Mr Reynolds paid tribute to the work of Dr Chand and to the success of the NHS – while pointing to the impact the planned changes could have to the services on offer and the relationship between patients and their GP.
He also pointed to the reluctance of the Government to listen to the thousands of people who have signed petitions against the changes and the professional organisations that have objected to it.
"The Government are just not willing to listen to the people who will be affected by the Bill. Kailash is not alone in opposing it. If I read out the name of every organisation that opposes the Bill, I would run out of time.
". . . It is clear that the majority of non-biased, objective opinion is against the Bill proceeding. Never in the field of public policy have so many opposed so much and been listened to so little."
Mr Reynolds pointed to the NHS’ success since 1997 in cutting waiting times, lowering infant mortality, increasing life expectancy, decreasing the number of deaths due to cancer and reducing infection rates.
He dismissed the idea that the measures in the Bill were ‘evolutionary’, and said that the plans were a top-down restructuring of the NHS.
He said: "The Labour Government introduced reforms, which used the private sector to the advantage of the NHS. The Bill does the opposite and uses the NHS for the benefit of the private sector.
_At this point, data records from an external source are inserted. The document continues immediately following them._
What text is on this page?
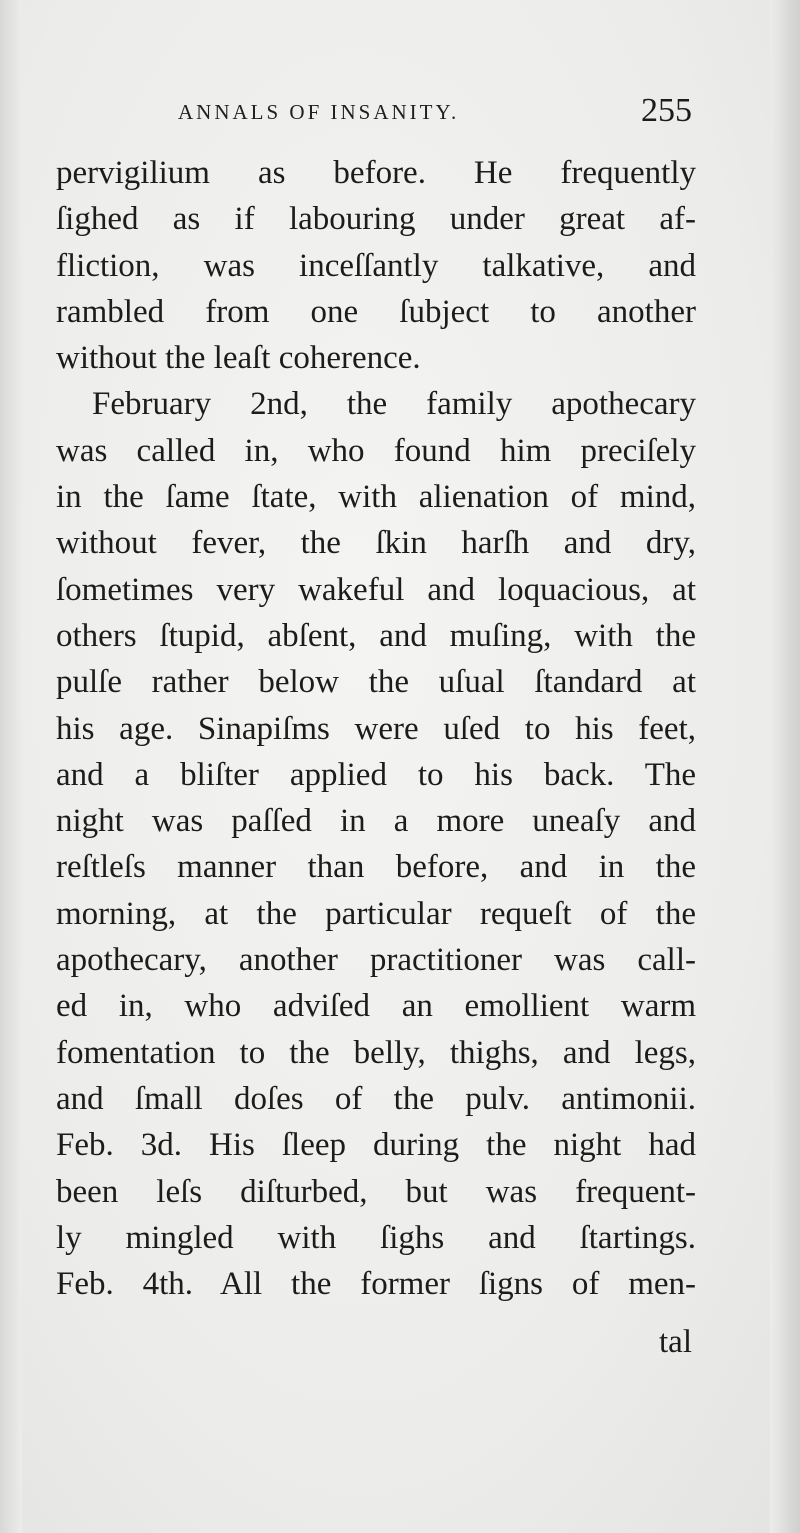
ANNALS OF INSANITY.	255
pervigilium as before. He frequently
ſighed as if labouring under great af-
fliction, was inceſſantly talkative, and
rambled from one ſubject to another
without the leaſt coherence.
February 2nd, the family apothecary
was called in, who found him preciſely
in the ſame ſtate, with alienation of mind,
without fever, the ſkin harſh and dry,
ſometimes very wakeful and loquacious, at
others ſtupid, abſent, and muſing, with the
pulſe rather below the uſual ſtandard at
his age. Sinapiſms were uſed to his feet,
and a bliſter applied to his back. The
night was paſſed in a more uneaſy and
reſtleſs manner than before, and in the
morning, at the particular requeſt of the
apothecary, another practitioner was call-
ed in, who adviſed an emollient warm
fomentation to the belly, thighs, and legs,
and ſmall doſes of the pulv. antimonii.
Feb. 3d. His ſleep during the night had
been leſs diſturbed, but was frequent-
ly mingled with ſighs and ſtartings.
Feb. 4th. All the former ſigns of men-
tal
The problem is not reform, but these reforms."
And outlining some of the problems in the Bill, he said: "If the Bill is passed, perhaps one of the biggest changes will be to the relationship between doctor and patient.
"Every time a patient is not referred for some sort of specialist treatment, they will wonder whether that is on clinical grounds or because their GP has one eye on the budget.
"Whatever the basis for those fears, GPs will be in a difficult position, and because NICE guidance will no longer be compulsory, the problem will be compounded when people compare their experiences with that of others, using the internet or other means.
"However the most worrying aspect derives from the stories that we hear from parts of the country where individual GPs might have a financial interest in the services that they now commission. Such a relationship would not only destroy the trust at the heart of the system, but provide perverse incentives for how it might develop in future."
Mr Reynolds had initially applied to the Backbench Business Committee for a debate on the Bill, in line with the Prime Minister's commitment that any petition gaining 100,000 or more signatures would be debated in Parliament.
His application, earlier this month, was refused – but the Bill was subsequently chosen for an Opposition Day debate by the Labour Party.
During the Opposition Day debate, Mr Reynolds paid tribute to Dr Kailash Chand. He said: ". . . I will say a few words about my constituent, Dr Kailash Chand, who began the e-petition against the Bill, which has reached 174,000 signatures.
"Kailash has been a GP in my area for 27 years. He has been awarded an OBE for his work and in 2009 he was named north-west GP of the year.
"He has dedicated his life to public health. At times he has spoken out against Government policy, whoever has been in charge. His motivation in creating this e-petition was solely his love for and belief in the NHS. We should be grateful for such public servants. I am delighted that he is here today."